Transaction diligence
Tech and cyber due diligence
Technology diligence, written in the language of the deal.
Duration
Three to six weeks, depending on deal size and access
Fee shape
Fixed fee, or scoped to the deal
Suits
Lower-mid-market PE deals and the corporate-finance houses advising them
Typical deal size
£10m to £100m enterprise value
When this engagement applies
Buy-side technology diligence is a known shape of work. The risk is that the report becomes a long technical inventory the investment committee does not engage with, or a short red-flag list with no underlying evidence. Either failure mode is common. Both can be avoided by writing the report for the audience that has to act on it.

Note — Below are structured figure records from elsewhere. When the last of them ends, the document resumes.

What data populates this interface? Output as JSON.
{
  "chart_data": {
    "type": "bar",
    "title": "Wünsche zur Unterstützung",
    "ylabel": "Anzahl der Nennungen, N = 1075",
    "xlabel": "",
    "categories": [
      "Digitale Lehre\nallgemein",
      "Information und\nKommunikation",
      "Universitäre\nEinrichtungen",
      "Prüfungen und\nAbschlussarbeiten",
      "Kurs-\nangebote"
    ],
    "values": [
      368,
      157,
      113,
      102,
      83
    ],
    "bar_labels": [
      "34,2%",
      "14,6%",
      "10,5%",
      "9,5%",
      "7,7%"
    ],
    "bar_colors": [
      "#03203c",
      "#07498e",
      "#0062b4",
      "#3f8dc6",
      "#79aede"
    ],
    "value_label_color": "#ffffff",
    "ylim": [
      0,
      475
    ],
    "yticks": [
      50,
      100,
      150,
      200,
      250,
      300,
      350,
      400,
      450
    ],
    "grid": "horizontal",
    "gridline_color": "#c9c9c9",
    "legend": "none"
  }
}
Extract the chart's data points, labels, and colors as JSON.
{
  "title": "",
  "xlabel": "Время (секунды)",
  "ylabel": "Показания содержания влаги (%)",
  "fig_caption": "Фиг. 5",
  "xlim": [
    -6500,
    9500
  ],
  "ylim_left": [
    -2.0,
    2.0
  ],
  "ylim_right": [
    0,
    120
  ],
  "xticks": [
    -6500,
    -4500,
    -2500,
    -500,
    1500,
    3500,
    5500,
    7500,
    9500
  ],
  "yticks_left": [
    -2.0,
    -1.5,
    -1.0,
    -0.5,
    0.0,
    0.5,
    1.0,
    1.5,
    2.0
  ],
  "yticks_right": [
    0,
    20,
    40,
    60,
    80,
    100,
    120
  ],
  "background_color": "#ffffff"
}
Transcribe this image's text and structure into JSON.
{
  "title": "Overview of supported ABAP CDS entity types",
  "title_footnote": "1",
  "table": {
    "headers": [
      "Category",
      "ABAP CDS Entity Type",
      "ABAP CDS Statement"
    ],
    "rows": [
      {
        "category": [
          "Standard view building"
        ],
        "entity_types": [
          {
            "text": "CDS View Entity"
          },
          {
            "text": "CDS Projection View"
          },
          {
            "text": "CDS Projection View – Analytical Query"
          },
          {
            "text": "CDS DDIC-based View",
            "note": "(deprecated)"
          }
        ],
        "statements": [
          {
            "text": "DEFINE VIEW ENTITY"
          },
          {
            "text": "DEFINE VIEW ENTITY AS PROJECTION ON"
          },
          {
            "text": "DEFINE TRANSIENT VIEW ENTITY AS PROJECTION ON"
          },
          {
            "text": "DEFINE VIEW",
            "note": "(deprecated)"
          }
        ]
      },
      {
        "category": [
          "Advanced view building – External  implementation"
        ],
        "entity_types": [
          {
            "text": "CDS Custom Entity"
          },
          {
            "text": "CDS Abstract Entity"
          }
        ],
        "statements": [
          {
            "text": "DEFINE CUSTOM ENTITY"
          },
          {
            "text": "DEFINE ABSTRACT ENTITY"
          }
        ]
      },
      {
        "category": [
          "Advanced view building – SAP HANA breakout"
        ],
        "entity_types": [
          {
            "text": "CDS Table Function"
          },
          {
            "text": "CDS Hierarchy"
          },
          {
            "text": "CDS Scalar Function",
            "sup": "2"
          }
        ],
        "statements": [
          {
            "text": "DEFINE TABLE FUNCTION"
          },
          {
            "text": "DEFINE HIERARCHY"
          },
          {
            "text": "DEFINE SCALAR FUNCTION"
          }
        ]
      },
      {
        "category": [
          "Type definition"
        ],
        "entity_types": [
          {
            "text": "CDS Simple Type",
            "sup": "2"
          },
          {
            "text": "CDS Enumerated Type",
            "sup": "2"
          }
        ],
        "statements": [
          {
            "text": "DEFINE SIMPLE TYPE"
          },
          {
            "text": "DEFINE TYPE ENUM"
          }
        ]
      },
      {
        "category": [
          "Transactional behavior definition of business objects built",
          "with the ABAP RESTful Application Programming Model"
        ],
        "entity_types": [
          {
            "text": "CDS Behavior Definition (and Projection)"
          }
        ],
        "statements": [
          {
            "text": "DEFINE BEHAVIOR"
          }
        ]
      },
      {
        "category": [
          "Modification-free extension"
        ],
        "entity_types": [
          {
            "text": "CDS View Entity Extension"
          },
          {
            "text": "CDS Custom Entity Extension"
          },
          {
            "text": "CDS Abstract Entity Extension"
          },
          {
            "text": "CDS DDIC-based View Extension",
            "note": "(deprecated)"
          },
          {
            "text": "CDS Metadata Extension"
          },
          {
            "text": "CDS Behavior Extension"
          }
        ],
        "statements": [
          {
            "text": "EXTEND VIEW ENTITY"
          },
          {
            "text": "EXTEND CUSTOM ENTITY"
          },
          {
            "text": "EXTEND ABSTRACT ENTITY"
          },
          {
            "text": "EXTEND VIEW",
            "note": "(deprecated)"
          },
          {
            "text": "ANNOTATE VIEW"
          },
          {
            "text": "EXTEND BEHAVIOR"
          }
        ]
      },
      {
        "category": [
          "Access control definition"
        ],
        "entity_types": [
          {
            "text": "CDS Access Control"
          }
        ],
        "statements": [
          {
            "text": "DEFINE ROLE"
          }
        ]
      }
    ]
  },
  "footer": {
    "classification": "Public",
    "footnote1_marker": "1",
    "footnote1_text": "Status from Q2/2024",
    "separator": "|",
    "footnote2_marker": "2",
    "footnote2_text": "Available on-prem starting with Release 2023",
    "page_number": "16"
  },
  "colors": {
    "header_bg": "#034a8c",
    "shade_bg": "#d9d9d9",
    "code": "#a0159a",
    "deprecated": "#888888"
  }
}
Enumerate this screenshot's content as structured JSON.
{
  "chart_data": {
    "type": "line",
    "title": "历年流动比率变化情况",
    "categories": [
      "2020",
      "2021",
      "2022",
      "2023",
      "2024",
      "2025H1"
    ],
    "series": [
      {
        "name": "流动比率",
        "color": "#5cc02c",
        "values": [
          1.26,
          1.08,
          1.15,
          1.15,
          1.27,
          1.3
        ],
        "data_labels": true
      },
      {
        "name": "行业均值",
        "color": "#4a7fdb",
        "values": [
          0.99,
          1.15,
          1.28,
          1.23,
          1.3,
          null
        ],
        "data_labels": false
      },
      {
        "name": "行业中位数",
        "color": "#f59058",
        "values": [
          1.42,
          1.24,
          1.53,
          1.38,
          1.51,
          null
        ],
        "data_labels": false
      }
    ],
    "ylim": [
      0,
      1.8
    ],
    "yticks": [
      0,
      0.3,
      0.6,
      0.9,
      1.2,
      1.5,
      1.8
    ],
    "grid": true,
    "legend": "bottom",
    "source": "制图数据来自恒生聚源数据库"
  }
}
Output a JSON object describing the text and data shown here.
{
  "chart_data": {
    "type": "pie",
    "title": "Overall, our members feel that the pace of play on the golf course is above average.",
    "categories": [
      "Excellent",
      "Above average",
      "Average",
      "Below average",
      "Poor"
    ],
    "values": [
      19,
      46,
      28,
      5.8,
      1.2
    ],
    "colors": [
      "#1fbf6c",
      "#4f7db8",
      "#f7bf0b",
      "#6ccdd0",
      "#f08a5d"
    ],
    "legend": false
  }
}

The trigger is usually a deal moving into exclusivity, with two to six weeks of diligence time and a specific set of questions the investment committee wants answered.
What I assess
A properly-scoped review of the target's technology and cyber position, focused on the questions the investment committee needs answered:
- Is the technology fit for the business as it is today
- What is the technology investment needed to support the value-creation plan
- What are the cyber, data, and technology risks that could affect the deal
- Who owns the technology, and whether any third-party or open-source components carry licensing or change-of-control risk
The work is done remotely where possible, with a short on-site visit at the target if the deal structure allows. The output is a 25 to 50 page report, written for partners and committee members rather than for engineers. A separate technical annex is available for the integration team after close.
What you get
- A scoped diligence report covering technology fit, investment requirements, IP ownership, and cyber, data and technology risk
- A red-flag summary for the partner sponsoring the deal
- A 100-day technology plan for the post-close team
- A call to walk the investment committee through the findings
- Optional support during SPA negotiation on technology-related warranties and disclosures
Delivery
Week one: scoping with the deal team, data-room access, initial document review.
Weeks two and three: management interviews, target-side data review, draft findings.
Weeks four to six: draft report, validation calls, final report and red-flag summary. Timing flexes with deal pace.
Fees and duration
Fixed fee, or scoped to the deal, agreed at the start. Three to six weeks elapsed.